J’ai particulièrement de plaisir à suivre les artistes qu’on programme pour la première fois et j’essaie donc de les re-programmer sur les tournées suivantes. Cela a été le cas de Kate Tempest, qui était venue en 2014 pour son premier concert en Suisse et qui a choisi de revenir à Fri-Son pour la sortie de son deuxième album, alors qu’il y avait énormément d’intérêt de la part de nombreuses salles. Elle nous a d’ailleurs promis qu’elle reviendrait jusqu’à ce qu’on fasse un sold out! Je trouve important de chérir les relations qui peuvent naître entre un artiste et la salle, et bien évidemment avec le public aussi. 

Une des choses qui a beaucoup changé ces dernières années est que la majeure partie des artistes internationaux tournent avec un support, ce qui nous rend les choses plus difficiles pour mettre en avant la scène locale et leur proposer de belles premières parties. On doit donc trouver d’autres moyens pour les soutenir. 

Je dirais aussi que la particularité de ce métier est qu’il s’agit de culture et d’art, mais que c’est un vrai business: parfois on parle plus d’argent que de musique, c’est dommage. Je pense qu’il est important de se rappeler que nous sommes là pour «divertir» les gens (même si je déteste ce terme), pour leur donner du plaisir, partager un moment; nous ne sommes pas médecins, nous ne faisons pas la guerre, il n’y aura pas mort d’hommes si on ne répond pas à un mail dans la minute ou si on prend quelques jours de vacances. Je trouve que les gens ont parfois tendance à l’oublier… 

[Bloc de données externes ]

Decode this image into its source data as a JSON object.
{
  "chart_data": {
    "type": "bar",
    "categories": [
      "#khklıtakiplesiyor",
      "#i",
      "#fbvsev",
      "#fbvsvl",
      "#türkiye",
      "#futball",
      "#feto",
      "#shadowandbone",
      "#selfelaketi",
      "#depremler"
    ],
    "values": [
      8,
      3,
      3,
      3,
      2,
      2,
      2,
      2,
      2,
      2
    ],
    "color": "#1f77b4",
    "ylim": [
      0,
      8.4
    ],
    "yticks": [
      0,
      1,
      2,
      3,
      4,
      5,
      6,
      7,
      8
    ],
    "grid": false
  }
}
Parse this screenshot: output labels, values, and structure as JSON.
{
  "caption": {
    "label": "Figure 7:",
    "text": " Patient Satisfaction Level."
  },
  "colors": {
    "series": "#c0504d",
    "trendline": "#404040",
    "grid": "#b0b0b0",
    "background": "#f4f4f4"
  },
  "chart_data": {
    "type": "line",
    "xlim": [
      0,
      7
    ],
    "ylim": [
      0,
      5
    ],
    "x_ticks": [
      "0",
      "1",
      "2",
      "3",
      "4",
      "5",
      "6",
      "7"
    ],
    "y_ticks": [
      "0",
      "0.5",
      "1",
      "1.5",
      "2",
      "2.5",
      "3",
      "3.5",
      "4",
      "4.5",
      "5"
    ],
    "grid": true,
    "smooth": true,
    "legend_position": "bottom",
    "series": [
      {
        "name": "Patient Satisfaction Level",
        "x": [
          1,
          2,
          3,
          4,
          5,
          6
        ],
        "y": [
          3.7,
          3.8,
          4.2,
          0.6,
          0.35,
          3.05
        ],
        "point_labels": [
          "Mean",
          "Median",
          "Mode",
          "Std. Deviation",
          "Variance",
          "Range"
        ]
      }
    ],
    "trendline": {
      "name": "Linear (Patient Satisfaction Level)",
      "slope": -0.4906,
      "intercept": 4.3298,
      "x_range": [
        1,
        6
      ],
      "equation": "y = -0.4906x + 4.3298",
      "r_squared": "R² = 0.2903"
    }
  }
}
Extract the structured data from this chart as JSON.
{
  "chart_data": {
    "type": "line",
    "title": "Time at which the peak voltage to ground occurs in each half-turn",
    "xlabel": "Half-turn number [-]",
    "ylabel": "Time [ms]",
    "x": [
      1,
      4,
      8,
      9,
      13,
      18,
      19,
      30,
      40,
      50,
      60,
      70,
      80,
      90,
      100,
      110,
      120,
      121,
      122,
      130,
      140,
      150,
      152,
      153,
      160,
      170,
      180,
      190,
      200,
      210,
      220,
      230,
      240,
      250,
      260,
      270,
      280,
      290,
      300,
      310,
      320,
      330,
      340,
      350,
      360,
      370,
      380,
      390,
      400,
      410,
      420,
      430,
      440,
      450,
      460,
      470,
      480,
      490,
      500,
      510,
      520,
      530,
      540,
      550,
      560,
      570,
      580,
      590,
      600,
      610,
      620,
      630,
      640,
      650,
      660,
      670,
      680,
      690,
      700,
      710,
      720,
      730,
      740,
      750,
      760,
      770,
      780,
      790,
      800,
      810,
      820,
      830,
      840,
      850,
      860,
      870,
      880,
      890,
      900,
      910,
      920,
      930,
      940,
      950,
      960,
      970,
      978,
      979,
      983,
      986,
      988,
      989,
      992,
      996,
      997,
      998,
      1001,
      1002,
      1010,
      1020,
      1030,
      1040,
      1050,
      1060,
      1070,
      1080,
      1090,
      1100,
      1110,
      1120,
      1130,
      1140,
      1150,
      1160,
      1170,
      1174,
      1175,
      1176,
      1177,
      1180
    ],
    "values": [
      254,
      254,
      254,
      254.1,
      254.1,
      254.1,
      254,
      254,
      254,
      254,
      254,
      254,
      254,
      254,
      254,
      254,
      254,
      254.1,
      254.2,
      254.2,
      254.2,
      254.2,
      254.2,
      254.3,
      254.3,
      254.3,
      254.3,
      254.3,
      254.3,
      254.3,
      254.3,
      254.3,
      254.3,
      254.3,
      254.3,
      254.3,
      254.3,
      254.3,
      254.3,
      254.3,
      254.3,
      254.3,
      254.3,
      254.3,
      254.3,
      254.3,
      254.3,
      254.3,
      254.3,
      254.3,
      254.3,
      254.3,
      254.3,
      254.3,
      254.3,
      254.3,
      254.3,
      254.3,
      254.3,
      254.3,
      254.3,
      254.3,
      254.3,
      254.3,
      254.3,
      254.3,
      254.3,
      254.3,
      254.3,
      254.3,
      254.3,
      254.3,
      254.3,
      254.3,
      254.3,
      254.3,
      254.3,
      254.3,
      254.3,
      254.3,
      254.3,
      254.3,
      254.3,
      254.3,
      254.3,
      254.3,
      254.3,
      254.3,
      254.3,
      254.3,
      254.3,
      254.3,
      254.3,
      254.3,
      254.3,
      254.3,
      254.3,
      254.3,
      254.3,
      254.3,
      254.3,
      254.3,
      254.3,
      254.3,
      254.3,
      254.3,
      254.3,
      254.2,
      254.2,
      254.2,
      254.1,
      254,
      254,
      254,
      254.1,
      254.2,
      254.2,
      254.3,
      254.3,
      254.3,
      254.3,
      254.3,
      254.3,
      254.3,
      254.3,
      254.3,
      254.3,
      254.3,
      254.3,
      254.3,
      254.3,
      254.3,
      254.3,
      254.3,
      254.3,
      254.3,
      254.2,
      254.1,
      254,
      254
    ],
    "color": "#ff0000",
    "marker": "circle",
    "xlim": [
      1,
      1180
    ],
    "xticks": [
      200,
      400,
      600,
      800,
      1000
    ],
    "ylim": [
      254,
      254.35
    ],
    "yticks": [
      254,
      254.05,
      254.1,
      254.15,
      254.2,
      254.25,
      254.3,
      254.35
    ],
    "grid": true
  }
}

Et puis ce qui compte au final, c’est le concert, c’est ce moment de partage entre l’artiste et son public, entre les gens du public entre eux, avec les gens qui travaillent sur la soirée aussi. C’est pour ça que j’aime ce métier, on crée des liens tout le temps, on partage des émotions, et quand on a des frissons, c’est là que la magie opère. 

3 conseils pour ceux qui veulent se lancer dans une carrière musicale?

1. Sois curieux! Tout le temps! Va voir des concerts, écoute de la musique, renseigne-toi!

2. Le réseau, c’est une des choses les plus importantes, et il faut l’entretenir! 

3. N’oublie jamais de rester passionné.